En estos días de peste busco informe sobre ciegos de Sábato, tal vez un texto cruel. No lo tengo, como no tengo más su Libro “Sobre héroes…”
Perdí a Sábato en esta peste. Recurro a Wikipedia. … “Oh, dioses de la noche! ¡Oh, dioses de las tinieblas, del incesto y del crimen, de la melancolía y del suicidio! ¡Oh, dioses de las ratas y de las cavernas, de los murciélagos, de las cucarachas! ¡Oh, violentos, inescrutables dioses del sueño y de la muerte!
“¿Cuándo empezó esto que ahora va a terminar con mi asesinato? Esta feroz lucidez que ahora tengo es como un faro y puedo aprovechar un intensísimo haz hacia vastas regiones de mi memoria: veo caras, ratas en un granero, calles de Buenos Aires o Argel, prostitutas y marineros; muevo el haz y veo cosas más lejanas: una fuente en la estancia, una bochornosa siesta, pájaros y ojos que pincho con un clavo…/
…Delante de mí, enigmática y dura, observándome con toda su cara, vi a la ciega que allí vende baratijas. Había cesado de tocar su campanilla; como si sólo la hubiese movido para mí, para despertarme de mi insensato sueño, para advertir que mi existencia anterior había terminado como una estúpida etapa preparatoria, y que ahora debía enfrentarme con la realidad. Inmóvil, con su rostro abstracto dirigido hacia mí, y yo paralizado como por una aparición infernal pero frígida, quedamos así durante esos instantes que no forman parte del tiempo sino que dan acceso a la eternidad…”. Eso es de “El informe…”
La Peste trae su sabiduría. Ancestros. Simulaciones. Decisiones. Extravíos. Recuerdo a Borges, no encuentro a Sábato. Parecería, es un supuesto, un tiempo condicional del que nadie se hace cargo, parecería que la ceguera es parte de las Pestes y que esta, que azota mi pago, resucita momentos y desprecia tiempos, personajes. La Peste es tan eterna como las viejas escrituras y, como ella, no tiene ojos para Juan o María. No elige.
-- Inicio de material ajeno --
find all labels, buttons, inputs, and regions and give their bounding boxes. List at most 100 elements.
La pregunta baila desde que comencé a escribir este texto: cómo miran la peste los ciegos… acaso un resplandor naranja lejano y sincero, como el miedo. Intento ser así: extraño a Borges, ni falta que me hace Sábato en mitad de la peste en mi pago, un pago similar al Universo… o al Aleph, según se quiera mirar.
Parecería que la ceguera es parte de las Pestes y que esta, que azota mi pago, resucita momentos y desprecia tiempos, personajes.